In a way it had been a relief to leave the roundhouse. Clan Dhoone was not home. Perhaps in time that would change, when his sons’ wives and their children arrived and claimed the hold as their own, but for now it was a place of strange echoes and foreign shadows and large empty rooms that no amount of birch fires could warm or light. The place made his teeth ache. To add to his troubles, four of his seven sons were living there with him, fighting like foxes down a hole, scheming, bickering over land and borders, and getting drunk as fools each night. And each and every one of them thought he could take the Dog Lord’s place!
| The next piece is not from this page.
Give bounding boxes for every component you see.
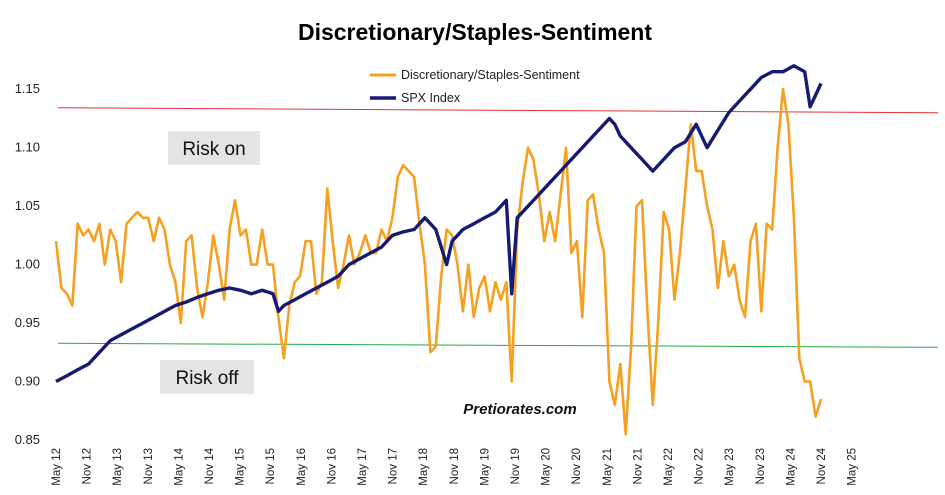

Vaylo Bludd spat out a wad of black curd. The dogs trotting at the stallion’s hocks growled and snapped, shaking their heads and worrying against their leather collars and hames. They hated being spat at.
“Use your noses, then,” he barked at them. “You weren’t brought here to plow snow. Search. Find.” Just to spite them, he made the stallion rear and kick out its hooves. Damn dogs! They’d been traveling since before dawn, and the only scents they’d caught were a lone broadback ewe, which they’d sent cowering up a slate crag, and a raven-killed eider whose flesh was one-day froze. Still, even though Vaylo was inclined to be churlish with his dogs, he was secretly quite relieved. No scents meant no people, and no people meant no foreigners on the road.